J. G. Dentu (Tome I et IIp. 161-181).

CHAPITRE XXIV.

Le matin suivant, Henri Crawford s’était tout à fait décidé à passer une autre quinzaine à Mansfield. Après avoir demandé son équipage de chasse et écrit quelques lignes à l’amiral, il regarda sa sœur comme il cachetait sa lettre, et, se trouvant seul avec elle, il lui dit : « Marie ! à quoi croyez-vous que je veuille m’amuser les jours où je ne chasserai pas ? Je me trouve déjà trop vieux pour aller à la chasse plus de trois fois par semaine, mais j’ai un plan pour les jours intermédiaires ; le devinez-vous ? »

« C’est de vous promener et de monter à cheval avec moi, certainement. »

« Pas tout à fait, quoique j’aurai beaucoup de plaisir à faire l’un et l’autre ; mais cela n’exercera que mon corps, et je dois prendre soin de mon esprit.

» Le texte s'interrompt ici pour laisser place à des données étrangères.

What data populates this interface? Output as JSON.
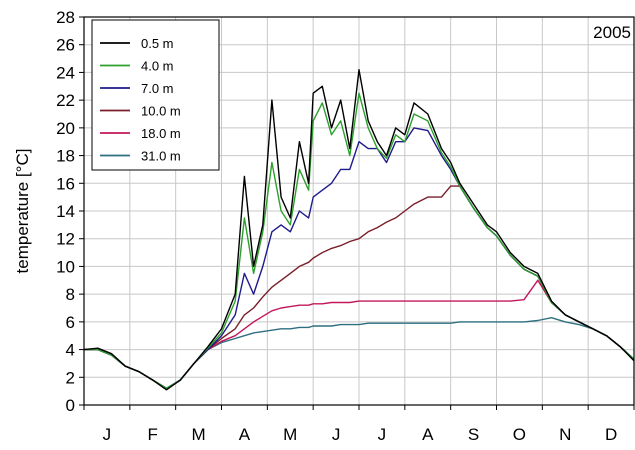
{
  "chart_data": {
    "type": "line",
    "annotation": "2005",
    "xlabel": "",
    "ylabel": "temperature [°C]",
    "ylim": [
      0,
      28
    ],
    "yticks": [
      0,
      2,
      4,
      6,
      8,
      10,
      12,
      14,
      16,
      18,
      20,
      22,
      24,
      26,
      28
    ],
    "x_unit": "month (Jan 1 = 0, Dec 31 = 12)",
    "xlim": [
      0,
      12
    ],
    "month_labels": [
      "J",
      "F",
      "M",
      "A",
      "M",
      "J",
      "J",
      "A",
      "S",
      "O",
      "N",
      "D"
    ],
    "grid": true,
    "legend_position": "top-left",
    "series": [
      {
        "name": "0.5 m",
        "color": "#000000",
        "x": [
          0,
          0.3,
          0.6,
          0.9,
          1.2,
          1.5,
          1.8,
          2.1,
          2.4,
          2.7,
          3.0,
          3.3,
          3.5,
          3.7,
          3.9,
          4.1,
          4.3,
          4.5,
          4.7,
          4.9,
          5.0,
          5.2,
          5.4,
          5.6,
          5.8,
          6.0,
          6.2,
          6.4,
          6.6,
          6.8,
          7.0,
          7.2,
          7.5,
          7.8,
          8.0,
          8.2,
          8.5,
          8.8,
          9.0,
          9.3,
          9.6,
          9.9,
          10.2,
          10.5,
          10.8,
          11.1,
          11.4,
          11.7,
          12.0
        ],
        "values": [
          4.0,
          4.1,
          3.7,
          2.8,
          2.4,
          1.8,
          1.1,
          1.8,
          3.0,
          4.2,
          5.5,
          8.0,
          16.5,
          10.0,
          13.0,
          22.0,
          15.0,
          13.5,
          19.0,
          16.0,
          22.5,
          23.0,
          20.0,
          22.0,
          18.5,
          24.2,
          20.5,
          19.0,
          18.0,
          20.0,
          19.5,
          21.8,
          21.0,
          18.5,
          17.5,
          16.0,
          14.5,
          13.0,
          12.5,
          11.0,
          10.0,
          9.5,
          7.5,
          6.5,
          6.0,
          5.5,
          5.0,
          4.2,
          3.2
        ]
      },
      {
        "name": "4.0 m",
        "color": "#2ca02c",
        "x": [
          0,
          0.3,
          0.6,
          0.9,
          1.2,
          1.5,
          1.8,
          2.1,
          2.4,
          2.7,
          3.0,
          3.3,
          3.5,
          3.7,
          3.9,
          4.1,
          4.3,
          4.5,
          4.7,
          4.9,
          5.0,
          5.2,
          5.4,
          5.6,
          5.8,
          6.0,
          6.2,
          6.4,
          6.6,
          6.8,
          7.0,
          7.2,
          7.5,
          7.8,
          8.0,
          8.2,
          8.5,
          8.8,
          9.0,
          9.3,
          9.6,
          9.9,
          10.2,
          10.5,
          10.8,
          11.1,
          11.4,
          11.7,
          12.0
        ],
        "values": [
          4.0,
          4.0,
          3.6,
          2.8,
          2.4,
          1.8,
          1.2,
          1.8,
          3.0,
          4.1,
          5.2,
          7.5,
          13.5,
          9.5,
          12.5,
          17.5,
          14.0,
          13.0,
          17.0,
          15.5,
          20.5,
          21.8,
          19.5,
          20.5,
          18.0,
          22.5,
          20.0,
          18.5,
          17.8,
          19.5,
          19.0,
          21.0,
          20.5,
          18.2,
          17.2,
          15.8,
          14.2,
          12.8,
          12.2,
          10.8,
          9.8,
          9.3,
          7.4,
          6.5,
          6.0,
          5.5,
          5.0,
          4.2,
          3.3
        ]
      },
      {
        "name": "7.0 m",
        "color": "#1f1a8c",
        "x": [
          0,
          0.3,
          0.6,
          0.9,
          1.2,
          1.5,
          1.8,
          2.1,
          2.4,
          2.7,
          3.0,
          3.3,
          3.5,
          3.7,
          3.9,
          4.1,
          4.3,
          4.5,
          4.7,
          4.9,
          5.0,
          5.2,
          5.4,
          5.6,
          5.8,
          6.0,
          6.2,
          6.4,
          6.6,
          6.8,
          7.0,
          7.2,
          7.5,
          7.8,
          8.0,
          8.2,
          8.5,
          8.8,
          9.0,
          9.3,
          9.6,
          9.9,
          10.2,
          10.5,
          10.8,
          11.1,
          11.4,
          11.7,
          12.0
        ],
        "values": [
          4.0,
          4.0,
          3.6,
          2.8,
          2.4,
          1.8,
          1.2,
          1.8,
          3.0,
          4.0,
          5.0,
          6.5,
          9.5,
          8.0,
          10.0,
          12.5,
          13.0,
          12.5,
          14.0,
          13.5,
          15.0,
          15.5,
          16.0,
          17.0,
          17.0,
          19.0,
          18.5,
          18.5,
          17.5,
          19.0,
          19.0,
          20.0,
          19.8,
          18.0,
          17.0,
          15.8,
          14.2,
          12.8,
          12.2,
          10.8,
          9.8,
          9.3,
          7.4,
          6.5,
          6.0,
          5.5,
          5.0,
          4.2,
          3.3
        ]
      },
      {
        "name": "10.0 m",
        "color": "#7a1e2a",
        "x": [
          0,
          0.3,
          0.6,
          0.9,
          1.2,
          1.5,
          1.8,
          2.1,
          2.4,
          2.7,
          3.0,
          3.3,
          3.5,
          3.7,
          3.9,
          4.1,
          4.3,
          4.5,
          4.7,
          4.9,
          5.0,
          5.2,
          5.4,
          5.6,
          5.8,
          6.0,
          6.2,
          6.4,
          6.6,
          6.8,
          7.0,
          7.2,
          7.5,
          7.8,
          8.0,
          8.2,
          8.5,
          8.8,
          9.0,
          9.3,
          9.6,
          9.9,
          10.2,
          10.5,
          10.8,
          11.1,
          11.4,
          11.7,
          12.0
        ],
        "values": [
          4.0,
          4.0,
          3.6,
          2.8,
          2.4,
          1.8,
          1.2,
          1.8,
          3.0,
          4.0,
          4.8,
          5.5,
          6.5,
          7.0,
          7.8,
          8.5,
          9.0,
          9.5,
          10.0,
          10.3,
          10.6,
          11.0,
          11.3,
          11.5,
          11.8,
          12.0,
          12.5,
          12.8,
          13.2,
          13.5,
          14.0,
          14.5,
          15.0,
          15.0,
          15.8,
          15.8,
          14.2,
          12.8,
          12.2,
          10.8,
          9.8,
          9.3,
          7.4,
          6.5,
          6.0,
          5.5,
          5.0,
          4.2,
          3.3
        ]
      },
      {
        "name": "18.0 m",
        "color": "#c2185b",
        "x": [
          0,
          0.3,
          0.6,
          0.9,
          1.2,
          1.5,
          1.8,
          2.1,
          2.4,
          2.7,
          3.0,
          3.3,
          3.5,
          3.7,
          3.9,
          4.1,
          4.3,
          4.5,
          4.7,
          4.9,
          5.0,
          5.2,
          5.4,
          5.6,
          5.8,
          6.0,
          6.2,
          6.4,
          6.6,
          6.8,
          7.0,
          7.2,
          7.5,
          7.8,
          8.0,
          8.2,
          8.5,
          8.8,
          9.0,
          9.3,
          9.6,
          9.9,
          10.2,
          10.5,
          10.8,
          11.1,
          11.4,
          11.7,
          12.0
        ],
        "values": [
          4.0,
          4.0,
          3.6,
          2.8,
          2.4,
          1.8,
          1.2,
          1.8,
          3.0,
          4.0,
          4.6,
          5.0,
          5.5,
          6.0,
          6.4,
          6.8,
          7.0,
          7.1,
          7.2,
          7.2,
          7.3,
          7.3,
          7.4,
          7.4,
          7.4,
          7.5,
          7.5,
          7.5,
          7.5,
          7.5,
          7.5,
          7.5,
          7.5,
          7.5,
          7.5,
          7.5,
          7.5,
          7.5,
          7.5,
          7.5,
          7.6,
          9.0,
          7.4,
          6.5,
          6.0,
          5.5,
          5.0,
          4.2,
          3.3
        ]
      },
      {
        "name": "31.0 m",
        "color": "#2e6f80",
        "x": [
          0,
          0.3,
          0.6,
          0.9,
          1.2,
          1.5,
          1.8,
          2.1,
          2.4,
          2.7,
          3.0,
          3.3,
          3.5,
          3.7,
          3.9,
          4.1,
          4.3,
          4.5,
          4.7,
          4.9,
          5.0,
          5.2,
          5.4,
          5.6,
          5.8,
          6.0,
          6.2,
          6.4,
          6.6,
          6.8,
          7.0,
          7.2,
          7.5,
          7.8,
          8.0,
          8.2,
          8.5,
          8.8,
          9.0,
          9.3,
          9.6,
          9.9,
          10.2,
          10.5,
          10.8,
          11.1,
          11.4,
          11.7,
          12.0
        ],
        "values": [
          4.0,
          4.0,
          3.6,
          2.8,
          2.4,
          1.8,
          1.2,
          1.8,
          3.0,
          4.0,
          4.5,
          4.8,
          5.0,
          5.2,
          5.3,
          5.4,
          5.5,
          5.5,
          5.6,
          5.6,
          5.7,
          5.7,
          5.7,
          5.8,
          5.8,
          5.8,
          5.9,
          5.9,
          5.9,
          5.9,
          5.9,
          5.9,
          5.9,
          5.9,
          5.9,
          6.0,
          6.0,
          6.0,
          6.0,
          6.0,
          6.0,
          6.1,
          6.3,
          6.0,
          5.8,
          5.5,
          5.0,
          4.2,
          3.3
        ]
      }
    ]
  }
}
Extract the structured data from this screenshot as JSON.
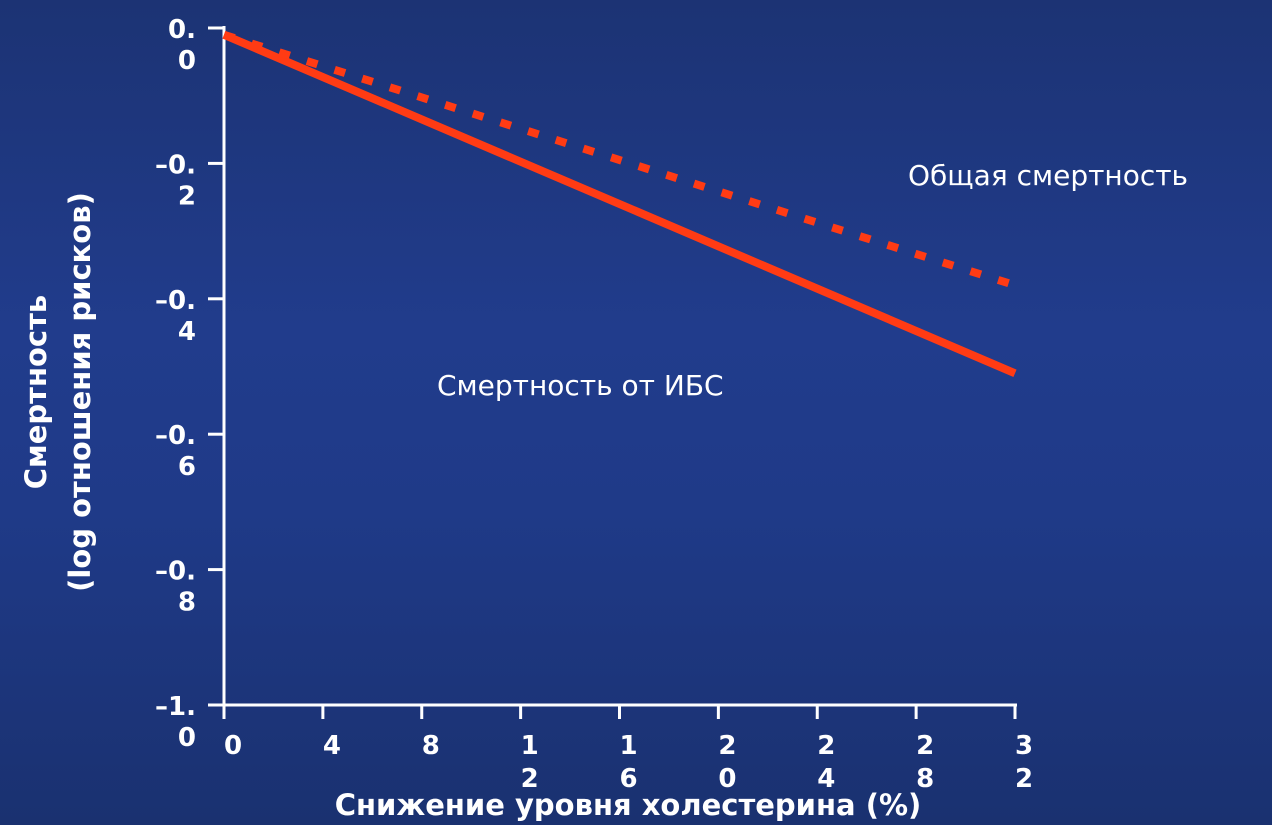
{
  "chart_data": {
    "type": "line",
    "title": "",
    "xlabel": "Снижение уровня холестерина (%)",
    "ylabel_lines": [
      "Смертность",
      "(log отношения рисков)"
    ],
    "x_ticks": [
      0,
      4,
      8,
      12,
      16,
      20,
      24,
      28,
      32
    ],
    "x_tick_labels": [
      [
        "0"
      ],
      [
        "4"
      ],
      [
        "8"
      ],
      [
        "1",
        "2"
      ],
      [
        "1",
        "6"
      ],
      [
        "2",
        "0"
      ],
      [
        "2",
        "4"
      ],
      [
        "2",
        "8"
      ],
      [
        "3",
        "2"
      ]
    ],
    "y_ticks": [
      0.0,
      -0.2,
      -0.4,
      -0.6,
      -0.8,
      -1.0
    ],
    "y_tick_labels": [
      [
        "0.",
        "0"
      ],
      [
        "–0.",
        "2"
      ],
      [
        "–0.",
        "4"
      ],
      [
        "–0.",
        "6"
      ],
      [
        "–0.",
        "8"
      ],
      [
        "–1.",
        "0"
      ]
    ],
    "xlim": [
      0,
      32
    ],
    "ylim": [
      -1.0,
      0.0
    ],
    "grid": false,
    "series": [
      {
        "name": "Смертность от ИБС",
        "line_style": "solid",
        "color": "#ff3b14",
        "x": [
          0,
          32
        ],
        "y": [
          -0.01,
          -0.51
        ]
      },
      {
        "name": "Общая смертность",
        "line_style": "dotted",
        "color": "#ff3b14",
        "x": [
          0,
          32
        ],
        "y": [
          -0.01,
          -0.38
        ]
      }
    ]
  }
}
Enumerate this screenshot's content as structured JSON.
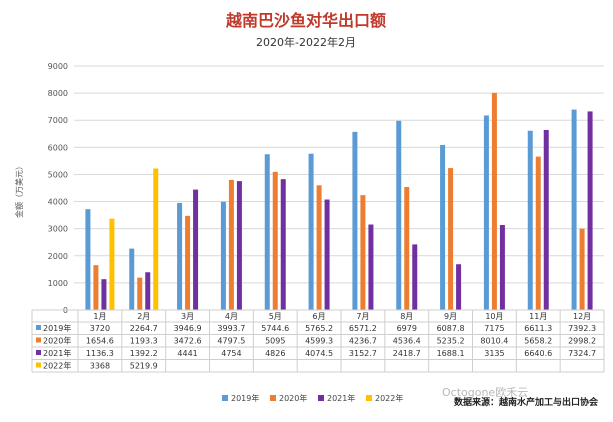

En outre, cela n’offre que récréation et facilité sans le moindre travail, et je n’aime pas manger le pain de la paresse. Non, mon plan est d’inspirer à Fanny Price de l’amour pour moi. »

« Fanny Price ! quelle folie ! Non, non : vous devez être satisfait d’en avoir inspiré à ses deux cousines. »

« Je ne puis l’être sans Fanny Price, sans avoir fait une petite blessure dans le cœur de Fanny Price. Vous ne paraissez pas reconnaître assez les titres qu’elle a pour être remarquée ? Lorsque nous parlions d’elle hier au soir, personne ne m’a semblé avoir fait attention à l’embellissement de sa figure depuis six semaines ? Vous la voyez chaque jour, vous n’y prenez pas garde ; mais je vous assure qu’elle est tout à fait différente de ce qu’elle était dans l’automne. Alors ce n’était qu’une jeune fille simple, paisible, modeste, mais à présent elle est tout à fait jolie. Je m’étais habitué à penser qu’elle n’avait ni vivacité, ni contenance ; mais en remarquant hier les nuances vermeilles qui venaient si fréquemment colorer sa peau blanche et fine, j’ai reconnu qu’elle était décidément une beauté ; et, d’après l’attention que j’ai donnée à ses yeux, je suis très-porté à penser qu’ils sont susceptibles de s’animer quand elle a quelque chose à exprimer. Son air, ses manières, son tout ensemble sont merveilleusement embellis ; elle a grandi de deux pouces au moins depuis octobre. »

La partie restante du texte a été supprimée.